Sports Illustrated – Dance of The Magic Feet (1996)

This article from the long-running Sports Illustrated magazine is an in-depth chat with Kenny Shults.

You can read the whole article here. Below is a preview.

Of the millions of kids who have gathered in millions of circles
to kick around all those little beanbags, virtually none know
about Kenny Shults. They should. Although Shults didn’t invent
the sport of footbag–commonly known by the trademark name Hacky
Sack–he is responsible, more than anyone else, for sparking its
international popularity. Shults is the world’s first and only
Hacky Sack prodigy.

“I’m starting to feel ancient,” he said as he surveyed the
dreadlocks and tie-dyes and body piercings on the newcomers who
had assembled to compete in the 17th annual World Footbag
Championships, held in August in Montreal. “Footbag years, you
know, are like dog years.”

Though Shults is all of 30 in human years, his hair–cut Wall
Street conservative–is starting to thin, and his wire-framed
eyeglasses are distinctly unhip. Also, he lacks the cocksure
demeanor of a dominant athlete. Shults is tall and lanky, 6’1″
and 165 pounds, and he moves about with the uncertainty of an
adolescent who has just experienced a growth spurt. He tucks his
T-shirt into his shorts. He is polite almost to a fault. And
because of his job as the marketing director of a software
company in Clackamas, Ore., just outside his hometown of
Portland, he had little time to practice for the championships.

 

Here is a clip of Kenny in action.

 

LA Times – The Power of Hacky Sack (1995)

This is actually a short letter to the editor, but considering the role Poland has had in the sport in recent years, it’s worth putting in the collection.

Thanks for Michael Colton’s interesting story about Hacky Sack, “The Goodwill Game” (Sept. 18).

I was first introduced to the game in the fall of 1988 when I accompanied 30 University of Redlands students to our Salzburg campus for a semester of study together. We played Hacky Sack all over Europe.

I remember one spirited game in the plaza in front of St. Peters, Rome. A too-swift kick resulted in the footbag landing on top of a Polish tour bus. It was lost for good, and we figured it might have made its way back to Poland. One year later Poland was free.

Never underestimate the power of Hacky Sack!

JAMES KEAYS

Redlands

From LA Times.

LA Times – The Goodwill Game (1995)

The full title of this probably wouldn’t fit in the title bar, which is The Goodwill Game: You Can’t Win at Hacky Sack – And That’s The Point. The Ultimate Neo-Hippie Sport.

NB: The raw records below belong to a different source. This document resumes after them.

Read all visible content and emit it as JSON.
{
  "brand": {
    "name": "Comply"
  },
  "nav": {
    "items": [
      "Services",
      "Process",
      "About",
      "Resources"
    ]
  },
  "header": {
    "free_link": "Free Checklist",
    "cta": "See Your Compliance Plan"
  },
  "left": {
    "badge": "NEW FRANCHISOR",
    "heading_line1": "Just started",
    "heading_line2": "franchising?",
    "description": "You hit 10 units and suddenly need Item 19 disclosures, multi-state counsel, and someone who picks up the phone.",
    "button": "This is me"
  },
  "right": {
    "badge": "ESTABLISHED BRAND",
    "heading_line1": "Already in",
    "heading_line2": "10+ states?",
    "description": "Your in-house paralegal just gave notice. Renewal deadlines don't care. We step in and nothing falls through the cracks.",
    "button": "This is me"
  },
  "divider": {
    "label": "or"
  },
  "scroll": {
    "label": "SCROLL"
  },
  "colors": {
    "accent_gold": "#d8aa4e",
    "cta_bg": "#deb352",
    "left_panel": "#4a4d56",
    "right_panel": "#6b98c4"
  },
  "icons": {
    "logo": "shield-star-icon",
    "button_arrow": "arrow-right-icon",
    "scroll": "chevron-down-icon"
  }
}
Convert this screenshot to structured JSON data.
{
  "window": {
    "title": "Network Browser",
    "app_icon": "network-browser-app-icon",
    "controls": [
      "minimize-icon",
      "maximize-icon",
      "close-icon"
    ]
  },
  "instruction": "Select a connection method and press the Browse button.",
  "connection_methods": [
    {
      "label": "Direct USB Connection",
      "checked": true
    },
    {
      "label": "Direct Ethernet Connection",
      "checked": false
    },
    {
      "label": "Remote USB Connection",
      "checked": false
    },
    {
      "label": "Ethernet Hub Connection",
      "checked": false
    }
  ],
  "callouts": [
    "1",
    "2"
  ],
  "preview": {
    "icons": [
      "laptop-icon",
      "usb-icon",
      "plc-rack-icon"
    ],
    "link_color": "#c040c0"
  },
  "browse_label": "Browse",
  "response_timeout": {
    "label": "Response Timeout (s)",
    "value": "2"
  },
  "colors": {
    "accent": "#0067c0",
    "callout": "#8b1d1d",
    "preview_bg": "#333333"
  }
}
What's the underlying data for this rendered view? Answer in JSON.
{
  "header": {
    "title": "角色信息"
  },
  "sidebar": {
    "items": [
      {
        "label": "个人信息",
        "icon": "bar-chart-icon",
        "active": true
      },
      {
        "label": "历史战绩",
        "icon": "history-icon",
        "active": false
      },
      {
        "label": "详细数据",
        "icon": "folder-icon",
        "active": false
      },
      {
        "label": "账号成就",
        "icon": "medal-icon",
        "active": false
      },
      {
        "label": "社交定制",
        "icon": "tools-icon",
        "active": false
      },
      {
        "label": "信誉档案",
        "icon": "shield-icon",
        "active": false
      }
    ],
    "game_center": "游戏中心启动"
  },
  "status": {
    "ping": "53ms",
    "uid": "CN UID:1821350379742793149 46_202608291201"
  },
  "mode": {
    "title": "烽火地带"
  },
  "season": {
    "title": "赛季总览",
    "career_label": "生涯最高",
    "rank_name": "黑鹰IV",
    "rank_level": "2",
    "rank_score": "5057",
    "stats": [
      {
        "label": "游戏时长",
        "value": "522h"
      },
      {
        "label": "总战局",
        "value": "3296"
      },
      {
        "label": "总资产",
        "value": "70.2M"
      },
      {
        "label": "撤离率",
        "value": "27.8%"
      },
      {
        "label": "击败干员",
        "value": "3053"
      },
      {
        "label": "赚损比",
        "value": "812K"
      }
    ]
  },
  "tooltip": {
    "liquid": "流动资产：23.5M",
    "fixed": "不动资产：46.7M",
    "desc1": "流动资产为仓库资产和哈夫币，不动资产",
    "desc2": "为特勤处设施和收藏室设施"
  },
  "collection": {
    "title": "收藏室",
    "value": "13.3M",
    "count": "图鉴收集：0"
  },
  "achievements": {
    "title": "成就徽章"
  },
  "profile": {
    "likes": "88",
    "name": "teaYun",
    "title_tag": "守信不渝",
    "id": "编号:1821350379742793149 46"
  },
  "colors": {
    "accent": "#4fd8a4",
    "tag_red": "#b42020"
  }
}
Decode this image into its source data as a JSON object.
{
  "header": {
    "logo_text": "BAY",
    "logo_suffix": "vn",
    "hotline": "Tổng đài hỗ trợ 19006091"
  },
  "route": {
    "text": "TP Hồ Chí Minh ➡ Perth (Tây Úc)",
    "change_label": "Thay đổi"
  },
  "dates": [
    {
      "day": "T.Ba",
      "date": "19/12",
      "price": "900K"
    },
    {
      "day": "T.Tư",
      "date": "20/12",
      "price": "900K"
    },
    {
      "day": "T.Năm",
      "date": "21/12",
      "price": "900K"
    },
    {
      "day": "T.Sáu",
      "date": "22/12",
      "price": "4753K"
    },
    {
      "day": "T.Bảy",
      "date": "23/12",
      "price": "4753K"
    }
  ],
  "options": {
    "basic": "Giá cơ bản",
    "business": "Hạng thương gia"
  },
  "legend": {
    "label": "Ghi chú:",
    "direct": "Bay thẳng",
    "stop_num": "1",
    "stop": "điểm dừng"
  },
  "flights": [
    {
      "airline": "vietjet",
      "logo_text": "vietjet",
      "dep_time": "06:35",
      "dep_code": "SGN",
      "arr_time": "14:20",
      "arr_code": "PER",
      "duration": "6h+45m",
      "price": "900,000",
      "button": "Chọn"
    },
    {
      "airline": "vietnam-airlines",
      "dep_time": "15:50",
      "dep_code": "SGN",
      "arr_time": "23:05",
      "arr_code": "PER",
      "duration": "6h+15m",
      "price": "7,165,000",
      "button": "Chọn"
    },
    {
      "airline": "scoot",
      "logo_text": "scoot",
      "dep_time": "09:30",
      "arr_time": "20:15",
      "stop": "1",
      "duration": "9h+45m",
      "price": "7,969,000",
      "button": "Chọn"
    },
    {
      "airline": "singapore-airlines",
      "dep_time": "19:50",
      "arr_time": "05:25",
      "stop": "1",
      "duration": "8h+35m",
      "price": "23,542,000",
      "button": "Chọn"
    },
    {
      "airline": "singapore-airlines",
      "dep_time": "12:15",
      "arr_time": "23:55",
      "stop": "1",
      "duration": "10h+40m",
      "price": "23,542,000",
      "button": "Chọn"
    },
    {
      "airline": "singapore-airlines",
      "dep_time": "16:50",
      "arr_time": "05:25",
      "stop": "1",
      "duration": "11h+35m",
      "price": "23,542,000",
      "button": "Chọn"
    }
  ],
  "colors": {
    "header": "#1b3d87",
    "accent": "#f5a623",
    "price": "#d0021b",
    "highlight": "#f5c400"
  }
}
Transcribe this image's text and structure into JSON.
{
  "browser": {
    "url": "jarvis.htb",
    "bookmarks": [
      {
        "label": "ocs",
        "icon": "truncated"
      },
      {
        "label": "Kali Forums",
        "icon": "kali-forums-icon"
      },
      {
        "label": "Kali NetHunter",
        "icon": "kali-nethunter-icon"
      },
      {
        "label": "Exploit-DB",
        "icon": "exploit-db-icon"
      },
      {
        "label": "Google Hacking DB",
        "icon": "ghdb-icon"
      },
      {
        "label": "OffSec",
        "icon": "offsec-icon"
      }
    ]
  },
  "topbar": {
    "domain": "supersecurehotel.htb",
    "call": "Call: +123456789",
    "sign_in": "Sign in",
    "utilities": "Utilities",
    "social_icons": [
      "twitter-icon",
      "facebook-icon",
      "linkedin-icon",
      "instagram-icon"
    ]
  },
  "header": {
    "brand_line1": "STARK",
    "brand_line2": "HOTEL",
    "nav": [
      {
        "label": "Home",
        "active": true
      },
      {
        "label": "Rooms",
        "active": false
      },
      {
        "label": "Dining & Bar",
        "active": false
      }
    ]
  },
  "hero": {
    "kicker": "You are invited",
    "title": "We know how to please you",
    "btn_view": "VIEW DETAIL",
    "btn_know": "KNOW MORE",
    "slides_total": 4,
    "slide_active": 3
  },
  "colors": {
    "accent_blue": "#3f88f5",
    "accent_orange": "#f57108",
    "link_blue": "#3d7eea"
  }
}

There is often antagonism within the freestyle footbag scene to be associated with the hippy imagery, which might be blamed on articles like this…

On a hot, crowded Saturday at Venice Beach, Pat King, 19, spots two guys kicking around a Hacky Sack. Hoping to play, too, he whispers the secret password recognized at hack circles around the world: “Mind if I join in?”

The Olympics claim to promote peace and unity, but any hacker will tell you the true goodwill game is Hacky Sack. It has kept warrior guards awake in ancient China, warmed up the legs of soccer players, and helped treat sports injuries by stretching muscles and tendons. In its latest incarnation, though, it’s the ultimate neo-hippie sport–the athletic equivalent of tie-dyed clothing or listening to the Grateful Dead.

Read the full article here.

Interestingly enough this is all about the circle kicking style, but Worlds were there in San Francisco the year before.

New York Times – Floppy Little Footbag is Big Game on Campus (1984)

One from the more distant archives. This one is an article in the New York Times, mainly about the popularity of the hack circle and similar activities, such as juggling, taking off on campuses around the time. Some quotes from Gerg Cortopassi, co-founder of World Footbag Association.

Read the full article here.

PHILADELPHIA, Feb. 11— The object is a small, floppy sphere that lies inert wherever it falls, but it has started students leaping and kicking and, according to one professor here, ”feeling better about themselves” on campuses around the country.

At Temple University and the University of Pennsylvania it is called a Hacky Sack, at the University of Delaware a footbag.

By whatever name, it is the instrument of a new sport with ancient Oriental roots that moved down the West Coast, crossed the country to East Coast colleges and now, proponents say, is beginning to find converts from Europe to the Far East.

By May it had grown so popular that it gained its own national organization, the World Footbag Association, based in Portland, Ore., whose officials estimate that as many as five million Americans are playing forms of the sport.